I'm trying to make a forecast of a arima with regression (Regression with ARIMA errors) to several ts at the same time and using grouped data.
I'm new in the tidy data so... Basically, I'm reproducing this example (https://cran.rstudio.com/web/packages/sweep/vignettes/SW01_Forecasting_Time_Series_Groups.html) with a multivariate ts, and multivariate model.
here is a reproducible example:
library(tidyverse); library(tidyquant)
library(timetk); library(sweep)
library(forecast)
library(tsibble)
library(fpp3)
# using package data
bike_sales
# grouping data
monthly_qty_by_cat2 <- bike_sales %>%
mutate(order.month = as_date(as.yearmon(order.date))) %>%
group_by(category.secondary, order.month) %>%
summarise(total.qty = sum(quantity), price.m = mean(price))
# using nest
monthly_qty_by_cat2_nest <- monthly_qty_by_cat2 %>%
group_by(category.secondary) %>%
nest()
monthly_qty_by_cat2_nest
# Forecasting Workflow
# Step 1: Coerce to a ts object class
monthly_qty_by_cat2_ts <- monthly_qty_by_cat2_nest %>%
mutate(data.ts = map(.x = data,
.f = tk_ts,
select = -order.month, # take off date
start = 2011,
freq = 12))
# Step 2: modeling an ARIMA(y ~ x)
# make a function to map
modeloARIMA_reg <- function(y,x) {
result <- ARIMA(y ~ x)
return(list(result))}
# map the function
monthly_qty_by_cat2_fit <- monthly_qty_by_cat2_ts %>%
mutate(fit.arima = map(data.ts, modeloARIMA_reg))
monthly_qty_by_cat2_fit
Here I dont know if the map is using the right variable in y (the dependent), but I keep going try the forecast and an error appears
# Step 3: Forecasting the model
monthly_qty_by_cat2_fcast <- monthly_qty_by_cat2_fit %>%
mutate(fcast.ets = map(fit.arima, forecast))
# this give me this error
# Erro: Problem with `mutate()` input `fcast.arima`.

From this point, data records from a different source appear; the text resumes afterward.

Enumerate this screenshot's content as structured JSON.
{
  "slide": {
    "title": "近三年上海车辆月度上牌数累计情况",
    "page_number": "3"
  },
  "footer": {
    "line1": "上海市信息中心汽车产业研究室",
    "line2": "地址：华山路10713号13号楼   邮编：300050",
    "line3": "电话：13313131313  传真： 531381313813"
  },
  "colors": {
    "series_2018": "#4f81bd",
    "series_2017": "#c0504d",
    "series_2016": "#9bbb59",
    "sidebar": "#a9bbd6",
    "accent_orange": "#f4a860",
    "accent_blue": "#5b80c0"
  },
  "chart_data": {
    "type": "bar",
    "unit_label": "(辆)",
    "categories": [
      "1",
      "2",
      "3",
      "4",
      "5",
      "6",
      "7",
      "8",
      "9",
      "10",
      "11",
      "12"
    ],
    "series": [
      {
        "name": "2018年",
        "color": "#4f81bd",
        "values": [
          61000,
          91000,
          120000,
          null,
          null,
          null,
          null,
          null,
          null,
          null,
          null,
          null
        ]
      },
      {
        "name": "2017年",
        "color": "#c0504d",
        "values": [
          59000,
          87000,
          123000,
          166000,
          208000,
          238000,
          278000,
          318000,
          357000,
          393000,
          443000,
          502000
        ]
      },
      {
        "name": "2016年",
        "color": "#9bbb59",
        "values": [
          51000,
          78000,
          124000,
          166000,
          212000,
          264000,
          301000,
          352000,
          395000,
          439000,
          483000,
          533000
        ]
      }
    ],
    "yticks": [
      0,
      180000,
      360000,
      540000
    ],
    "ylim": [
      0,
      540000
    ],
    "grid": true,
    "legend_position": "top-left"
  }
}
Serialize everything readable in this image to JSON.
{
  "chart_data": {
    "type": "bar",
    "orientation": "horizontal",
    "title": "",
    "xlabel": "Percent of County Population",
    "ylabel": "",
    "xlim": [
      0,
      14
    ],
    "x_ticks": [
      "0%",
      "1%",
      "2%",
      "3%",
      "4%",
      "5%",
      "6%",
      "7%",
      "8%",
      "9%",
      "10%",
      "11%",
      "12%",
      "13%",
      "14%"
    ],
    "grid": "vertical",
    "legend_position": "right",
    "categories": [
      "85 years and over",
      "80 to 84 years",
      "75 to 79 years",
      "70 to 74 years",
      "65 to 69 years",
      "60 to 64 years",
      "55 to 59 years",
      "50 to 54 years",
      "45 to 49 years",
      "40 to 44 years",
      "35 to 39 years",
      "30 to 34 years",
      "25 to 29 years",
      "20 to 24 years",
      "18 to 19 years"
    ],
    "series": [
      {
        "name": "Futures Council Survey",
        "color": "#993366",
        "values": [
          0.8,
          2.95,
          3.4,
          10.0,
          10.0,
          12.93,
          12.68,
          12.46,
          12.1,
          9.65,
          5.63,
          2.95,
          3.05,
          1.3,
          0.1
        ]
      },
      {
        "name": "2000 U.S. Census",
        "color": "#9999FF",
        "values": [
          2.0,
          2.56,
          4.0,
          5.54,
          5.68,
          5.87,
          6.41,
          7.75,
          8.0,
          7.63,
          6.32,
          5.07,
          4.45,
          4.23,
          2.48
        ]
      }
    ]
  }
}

# x argumento não-numérico para operador binário
# i Input `fcast.arima` is `map(fit.arima, forecast)`.
# i The error occured in group 1: category.secondary = "Cross Country Race".
# Run `rlang::last_error()` to see where the error occurred.
# Além disso: Warning message:
# In mean.default(x, na.rm = TRUE) :
# argument is not numeric or logical: returning NA
Two questions emerge:
I dont know how to input the mean of the independent variable (x) of each group;
AND how to declare this new data as a forecast argument.
PS: Dont need be tibble or nested result, I just need the point forecast and the CI (total.qty lo.95 hi.95)
Well, this code solve the problem for me. This make one forecast for each time-series (grouped tsibble) and use the own mean value of those time-series as future data in the forecast Any comment is welcome.
# MY FLOW
monthly_qty_by_cat2 <-
sweep::bike_sales %>%
mutate(order.month = yearmonth(order.date)) %>%
group_by(category.secondary, order.month) %>%
summarise(total.qty = sum(quantity), price.m = mean(price)) %>%
as_tsibble(index=order.month, key=category.secondary) # coerse in tsibble
# mean for the future
futuro <- monthly_qty_by_cat2 %>%
group_by(category.secondary) %>%
mutate(fut_x = mean(price.m)) %>%
do(price.m = head(.$fut_x,1))
# as.numeric
futuro$price.m <- as.numeric(futuro$price.m)
futuro
# make values in the future
future_x <- new_data(monthly_qty_by_cat2, 3) %>%
left_join(futuro, by = "category.secondary")
future_x
# model and forecast
fc <- monthly_qty_by_cat2 %>%
group_by(category.secondary) %>%
model(ARIMA(total.qty ~ price.m)) %>%
forecast(new_data=future_x) %>%
hilo(level = 95) %>%
unpack_hilo("95%")
fc
# Tidy the forecast
fc_tibble <- fc %>% as_tibble() %>% select(-total.qty)
fc_tibble
# the end
Well this solve the problem for me. This make one forecast for each group time-series and use the own mean value of those group time-series as future data in the forecast Any comment is welcome.